The Monument Game (Picture: Laura Donkers)
The Monument Game is a deep map that investigates the bio-cultural heredity of the Outer Hebrides through the riddle of how a Monkey Puzzle tree came to be planted on a small island in Loch an Eilean, Askernish, South Uist during the time of the Clearances, and explores the long-term effects that still resonate in the land today. Comprising a pack of 54-playing cards that contain the text and images, which present maps, tables, and botanical photographs of the plant species on the island. These different perspectives present a reflection on the need to cultivate understanding of landscape and place.
‘The little island garden with its collection of distorted and varied specimens reveals two perspectives of thought: on the one hand it’s a reminder of colonial dominance and the havoc that created; and on the other hand, it’s about the bountiful and forgiving lessons that nature teaches about adaptation, assimilation, diversity and symbiosis. Both ultimately present in the here and now.’
The game allows participants to interact with the text and images, as well as each other, convivially sharing the experience of reading, listening, and watching, in an atmosphere charged with anticipation. The players at the Cultivating Perspectives on Landscape workshop embraced the challenge and seemed to enjoy the opportunity to engage in the task. It appears by all accounts to have gone down well, as a change in pace and welcome chance to interact.
I’d like to pass on my thanks to my co-organisers and SGSAH for the opportunity to play the game at this exceptionally good interdisciplinary training workshop and conference.”

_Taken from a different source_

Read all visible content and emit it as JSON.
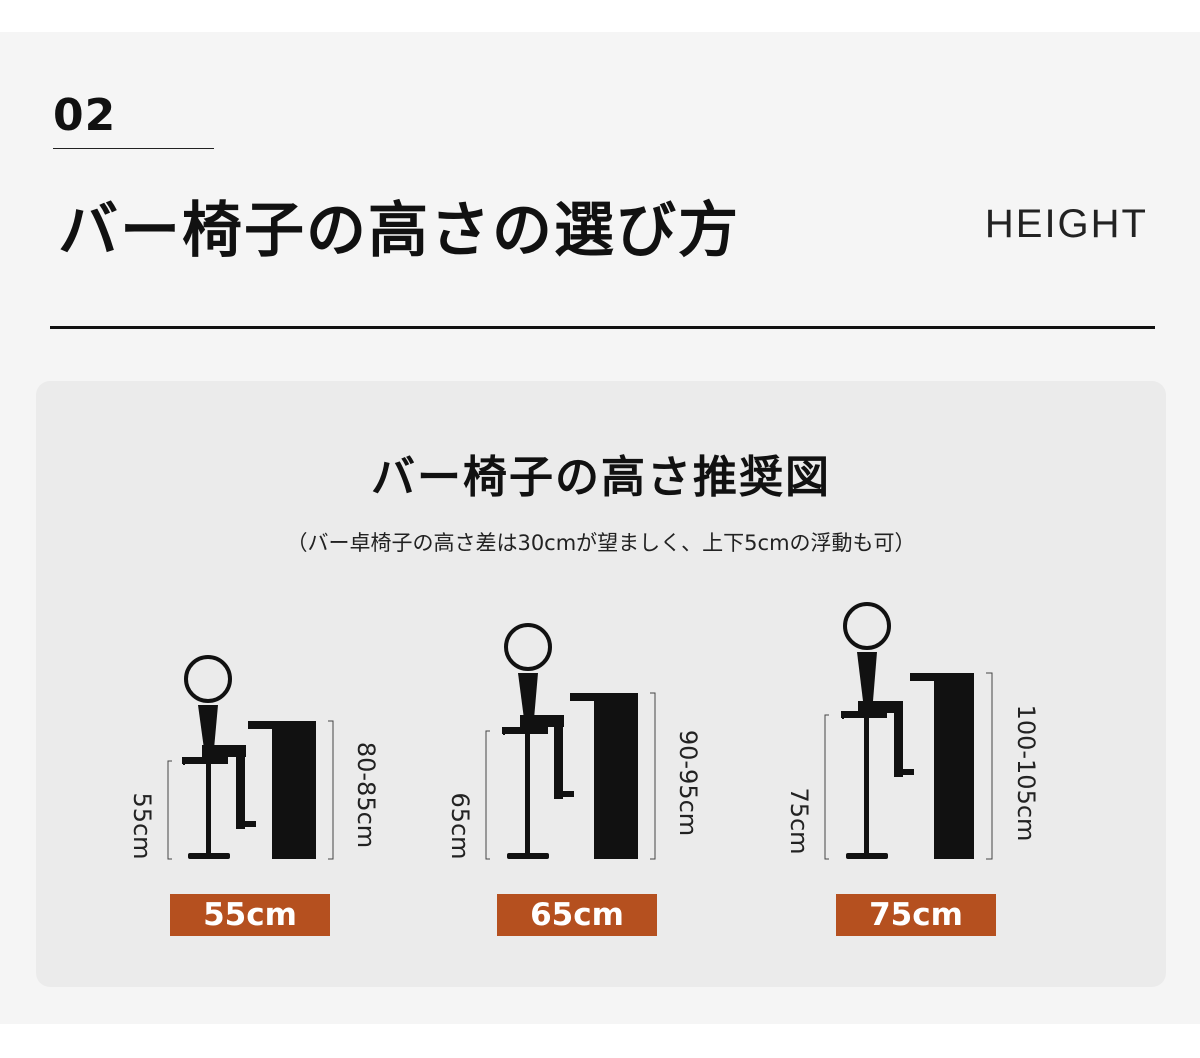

The highly interactive nature of the workshop meant that everyone involved had the chance to contribute their own ideas to the discussions and exercises, and we are confident that the networks made between researchers will work towards the formation of a research community of landscape researchers in Scotland. I would like to thank my co-organisers for their help in putting the workshop together and staying on top of everything during to incredibly packed days, and members of the School of Classics at St Andrews, particularly Jason König and Rebecca Sweetman, for their guidance in the planning and funding application. Inestimable thanks are also owed to Sam Dixon, the Classics secretary at St Andrews, for dealing with much of the financial and logistical planning which goes into an event such as this. Last but not least, we would like to thank SGSAH for providing the funding which allowed us to put on the workshop, and for providing the opportunity for postgraduates to take an active role in their own training.